Patrick de Carolis s'attaque à un gros poisson en critiquant le projet de suppression de la publicité engagé par Nicolas Sarkozy. Le président n'aime pas être contredit. La suppression de la pub à la télé est en soi une belle idée et devrait ravir les téléspectateurs inondés d'écrans publicitaires. Mais que cache cette réforme ?
Certains avancent l'idée d'un démantèlement du service public audiovisuel afin de porter secours aux chaînes privées, TF1 en particulier, qui connaissent une baisse de régime face à la concurrence du câble, du satellite, de l'ADSL et de la téléphonie. Ca parait gros comme tactique : sacrifier des chaînes qui sont également confrontées à la concurrence pour en sauver d'autres. Se pose ici la question de la qualité des programmes. Le téléphage va voir ailleurs ce qu'il ne trouve pas sur les chaînes dites "nationales" et ce n'est pas en accusant France Télévisions que cela va s'arranger. Il faudrait peut-être revoir ce que propose la Une. Toutes ces émissions de télé-réalité, ces jeux avec gains énormes à la clé, cet étalage de la vie privée des gens malheureux, ces séries policières à outrance, commencent à lasser. Le téléspectateur est devenu plus exigeant, il en a marre d'être pris pour un consommateur sans cervelle d'images. Les recettes miracles d'autrefois ne fonctionnent plus aujourd'hui, les chaînes privées devraient revoir leur politique.
D'autres prétendent vouloir améliorer la qualité. Libérer le service public du dictat de l'audimat donnera un coup d'accélérateur aux initiatives, aux créations originales et audacieuses. Moins ou plus du tout de publicité c'est aussi des émissions qui commencent à l'heure et ce n'est pas un luxe. Quand les émissions, les films ou les spectacles débutaient réellement à 20h30, c'était appréciable et évitait de se coucher à point d'heure. Puis petit à petit, on a regardé les diffusions de plus en plus tard et maintenant on se retrouve devant la télé tard dans la nuit quand ce n'est pas tôt le matin. Parce qu'il ne faut pas oublier aussi que les meilleures émissions sont parfois diffusées à partir de 23h30 ou minuit, ce qui ne facilite pas le besoin de sommeil que réclame notre organisme.

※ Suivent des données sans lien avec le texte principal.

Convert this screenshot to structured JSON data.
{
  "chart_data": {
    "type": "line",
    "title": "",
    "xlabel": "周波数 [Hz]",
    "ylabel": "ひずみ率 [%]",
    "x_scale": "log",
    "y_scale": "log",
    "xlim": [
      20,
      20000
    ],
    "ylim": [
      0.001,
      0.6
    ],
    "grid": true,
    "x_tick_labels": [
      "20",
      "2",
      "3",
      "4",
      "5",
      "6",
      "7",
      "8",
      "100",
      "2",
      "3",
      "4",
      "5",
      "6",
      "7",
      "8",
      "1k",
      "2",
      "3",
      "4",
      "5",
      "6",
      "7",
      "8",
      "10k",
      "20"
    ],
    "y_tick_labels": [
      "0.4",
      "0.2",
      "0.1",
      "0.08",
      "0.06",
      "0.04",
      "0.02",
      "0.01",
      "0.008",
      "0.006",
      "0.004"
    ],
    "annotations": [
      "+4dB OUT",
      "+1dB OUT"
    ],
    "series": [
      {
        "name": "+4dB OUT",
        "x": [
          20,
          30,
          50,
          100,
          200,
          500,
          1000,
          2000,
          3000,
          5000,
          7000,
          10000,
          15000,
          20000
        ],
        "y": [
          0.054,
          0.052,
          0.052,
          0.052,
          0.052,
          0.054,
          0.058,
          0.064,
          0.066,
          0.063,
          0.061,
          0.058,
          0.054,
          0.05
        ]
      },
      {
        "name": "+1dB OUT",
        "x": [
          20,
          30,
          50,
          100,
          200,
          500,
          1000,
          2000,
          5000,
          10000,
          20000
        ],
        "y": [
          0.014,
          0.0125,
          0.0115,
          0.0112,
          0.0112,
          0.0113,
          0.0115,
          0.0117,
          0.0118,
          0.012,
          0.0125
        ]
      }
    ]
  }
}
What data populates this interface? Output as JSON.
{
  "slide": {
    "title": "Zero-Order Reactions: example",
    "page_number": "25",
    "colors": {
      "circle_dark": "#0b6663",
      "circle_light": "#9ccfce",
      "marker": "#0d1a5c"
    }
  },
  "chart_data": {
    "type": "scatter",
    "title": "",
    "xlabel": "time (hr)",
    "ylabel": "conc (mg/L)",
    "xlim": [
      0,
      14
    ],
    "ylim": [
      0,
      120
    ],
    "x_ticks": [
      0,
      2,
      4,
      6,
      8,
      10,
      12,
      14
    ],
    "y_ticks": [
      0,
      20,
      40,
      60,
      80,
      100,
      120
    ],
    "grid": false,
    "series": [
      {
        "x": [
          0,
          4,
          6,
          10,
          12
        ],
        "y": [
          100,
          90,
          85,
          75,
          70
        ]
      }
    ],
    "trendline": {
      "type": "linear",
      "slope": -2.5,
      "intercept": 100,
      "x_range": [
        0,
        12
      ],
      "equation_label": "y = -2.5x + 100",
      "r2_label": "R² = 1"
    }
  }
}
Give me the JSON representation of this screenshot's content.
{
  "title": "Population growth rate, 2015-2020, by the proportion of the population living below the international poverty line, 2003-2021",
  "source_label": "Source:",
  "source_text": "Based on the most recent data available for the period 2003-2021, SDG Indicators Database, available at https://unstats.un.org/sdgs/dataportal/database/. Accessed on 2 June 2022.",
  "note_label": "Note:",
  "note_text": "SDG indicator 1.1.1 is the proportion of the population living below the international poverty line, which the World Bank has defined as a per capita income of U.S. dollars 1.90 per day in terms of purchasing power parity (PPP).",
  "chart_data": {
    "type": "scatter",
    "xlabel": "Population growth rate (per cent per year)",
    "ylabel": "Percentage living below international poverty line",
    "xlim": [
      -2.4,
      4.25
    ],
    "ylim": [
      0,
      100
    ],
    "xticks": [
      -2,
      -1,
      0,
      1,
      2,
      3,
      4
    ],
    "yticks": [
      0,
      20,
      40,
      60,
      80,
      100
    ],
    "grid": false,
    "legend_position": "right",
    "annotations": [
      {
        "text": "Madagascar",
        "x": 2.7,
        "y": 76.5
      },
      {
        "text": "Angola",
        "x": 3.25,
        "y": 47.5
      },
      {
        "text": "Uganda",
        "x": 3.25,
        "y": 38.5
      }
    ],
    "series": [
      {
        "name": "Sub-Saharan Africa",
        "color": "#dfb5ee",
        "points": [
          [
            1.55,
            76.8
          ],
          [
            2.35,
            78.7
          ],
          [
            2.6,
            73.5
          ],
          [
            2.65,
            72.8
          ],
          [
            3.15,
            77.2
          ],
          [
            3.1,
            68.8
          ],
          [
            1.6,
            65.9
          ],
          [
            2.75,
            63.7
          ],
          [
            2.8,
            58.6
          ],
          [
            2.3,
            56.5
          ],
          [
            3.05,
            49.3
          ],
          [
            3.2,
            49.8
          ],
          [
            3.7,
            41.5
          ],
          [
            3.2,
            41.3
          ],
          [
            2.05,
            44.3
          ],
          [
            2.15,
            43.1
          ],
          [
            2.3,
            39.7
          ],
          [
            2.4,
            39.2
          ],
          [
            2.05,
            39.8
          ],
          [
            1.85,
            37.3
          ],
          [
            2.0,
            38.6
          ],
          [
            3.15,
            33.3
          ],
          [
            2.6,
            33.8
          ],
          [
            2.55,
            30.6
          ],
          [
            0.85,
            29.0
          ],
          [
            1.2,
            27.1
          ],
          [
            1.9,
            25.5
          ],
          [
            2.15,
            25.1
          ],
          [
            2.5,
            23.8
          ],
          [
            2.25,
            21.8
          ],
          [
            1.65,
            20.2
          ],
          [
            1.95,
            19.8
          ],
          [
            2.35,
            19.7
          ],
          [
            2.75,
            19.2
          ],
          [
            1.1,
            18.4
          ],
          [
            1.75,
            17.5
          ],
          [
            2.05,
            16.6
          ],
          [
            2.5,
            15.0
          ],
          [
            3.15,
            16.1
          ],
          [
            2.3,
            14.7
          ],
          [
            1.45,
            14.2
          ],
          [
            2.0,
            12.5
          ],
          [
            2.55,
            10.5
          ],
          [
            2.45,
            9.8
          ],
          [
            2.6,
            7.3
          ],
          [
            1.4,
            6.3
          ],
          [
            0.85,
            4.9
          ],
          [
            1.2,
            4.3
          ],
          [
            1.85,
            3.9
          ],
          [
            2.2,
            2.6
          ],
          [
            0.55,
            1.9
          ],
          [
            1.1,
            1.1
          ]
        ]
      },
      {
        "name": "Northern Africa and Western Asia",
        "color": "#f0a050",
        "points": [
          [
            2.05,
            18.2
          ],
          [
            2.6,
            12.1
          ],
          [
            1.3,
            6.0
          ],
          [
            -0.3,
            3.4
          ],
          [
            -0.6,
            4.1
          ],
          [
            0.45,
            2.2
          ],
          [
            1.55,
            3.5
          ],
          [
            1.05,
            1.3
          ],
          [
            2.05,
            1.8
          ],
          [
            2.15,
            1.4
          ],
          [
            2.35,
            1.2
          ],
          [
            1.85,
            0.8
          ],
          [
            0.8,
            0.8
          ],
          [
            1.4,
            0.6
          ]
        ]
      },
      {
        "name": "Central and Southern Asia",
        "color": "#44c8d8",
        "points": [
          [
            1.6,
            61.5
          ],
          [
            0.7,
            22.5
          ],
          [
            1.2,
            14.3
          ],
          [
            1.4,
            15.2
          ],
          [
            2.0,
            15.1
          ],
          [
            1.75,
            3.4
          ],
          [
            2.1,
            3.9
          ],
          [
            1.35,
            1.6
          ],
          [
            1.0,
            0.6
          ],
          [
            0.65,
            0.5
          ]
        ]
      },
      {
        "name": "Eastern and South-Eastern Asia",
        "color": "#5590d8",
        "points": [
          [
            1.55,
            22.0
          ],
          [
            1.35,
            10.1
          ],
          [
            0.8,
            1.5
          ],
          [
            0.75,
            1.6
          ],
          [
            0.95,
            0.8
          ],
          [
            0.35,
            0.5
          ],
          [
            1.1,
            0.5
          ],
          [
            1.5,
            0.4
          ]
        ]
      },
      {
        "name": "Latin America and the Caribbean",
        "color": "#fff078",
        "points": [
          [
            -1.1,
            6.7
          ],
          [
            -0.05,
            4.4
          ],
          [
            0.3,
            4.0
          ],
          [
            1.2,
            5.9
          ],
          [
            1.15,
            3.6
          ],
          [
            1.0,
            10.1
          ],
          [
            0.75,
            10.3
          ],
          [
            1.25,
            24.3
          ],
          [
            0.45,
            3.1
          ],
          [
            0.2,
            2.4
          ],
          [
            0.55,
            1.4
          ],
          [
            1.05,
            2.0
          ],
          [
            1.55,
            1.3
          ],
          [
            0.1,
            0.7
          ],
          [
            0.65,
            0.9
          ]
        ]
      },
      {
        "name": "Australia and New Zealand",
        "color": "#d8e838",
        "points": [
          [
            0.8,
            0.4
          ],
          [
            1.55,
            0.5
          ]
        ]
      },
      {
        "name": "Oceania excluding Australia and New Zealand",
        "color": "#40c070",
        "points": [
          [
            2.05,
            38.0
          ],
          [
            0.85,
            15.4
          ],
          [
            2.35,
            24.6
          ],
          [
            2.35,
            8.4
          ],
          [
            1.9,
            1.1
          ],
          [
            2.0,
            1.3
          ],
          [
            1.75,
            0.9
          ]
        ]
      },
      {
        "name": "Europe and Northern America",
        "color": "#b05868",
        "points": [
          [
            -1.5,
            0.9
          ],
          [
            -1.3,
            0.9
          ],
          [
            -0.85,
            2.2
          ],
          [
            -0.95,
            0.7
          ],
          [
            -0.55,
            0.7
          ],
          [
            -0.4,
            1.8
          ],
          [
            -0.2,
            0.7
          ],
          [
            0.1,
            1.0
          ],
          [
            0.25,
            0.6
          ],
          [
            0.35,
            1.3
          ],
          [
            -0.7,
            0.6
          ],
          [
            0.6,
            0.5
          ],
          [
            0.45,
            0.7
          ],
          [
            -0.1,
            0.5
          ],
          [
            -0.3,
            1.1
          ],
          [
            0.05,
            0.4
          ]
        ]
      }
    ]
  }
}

Patrick de Carolis devrait se méfier. Il est vrai que jusqu'à présent, lorsqu'il s'exprimait devant les caméras, c'était toujours en des termes positifs. Cela donnait l'impression que tout allait bien dans le meilleur des mondes. L'autre jour, il est donc sorti de sa réserve habituelle pour défendre le service public auquel il croit. Il n'a pas apprécié que son service soit comparé aux concurrents. On peut le comprendre. Il est attaqué, il se défend. Ce qui prouve qu'il n'a pas peur de s'opposer et de prendre ses responsabilités de chef d'entreprise.
Mais comment va réagir le pouvoir ? Ayant laissé sous-entendre qu'il pouvait éventuellement quitter ses fonctions si la réforme ne répondait pas aux besoins d'une télévision respectueuse, diversifiée et de qualité, il joue à un jeu dangereux. Qu'est-ce qui pourrait empêcher Nicolas Sarkozy de saborder volontairement le projet pour voir partir cet électron libre qui met des bâtons dans les roues ? Une fois parti, le champ serait libre pour nommer à sa place une marionnette béni-oui-oui. Cependant, être à la tête de plus de dix mille personnes, régions comprises, ce n'est pas une simple question de ficelles. Ces employés ont déjà prouvés qu'ils ne se laissent pas faire et que leur liberté de parole leur permettait d'interpeller directement un ministre ou un président sur les sujets chauds qui gênent.
Le "mercato" du paysage audiovisuel français est aussi un bon baromètre : voir par exemple Julien Courbet passer de la Une à le Deux est peut-être un bon signe.
On le voit, le bras de fer se durcit. Nos amis de la télé ont du pain sur la planche cet été. Espérons qu'à la rentrée, nous continuerons à "avoir tous les choix".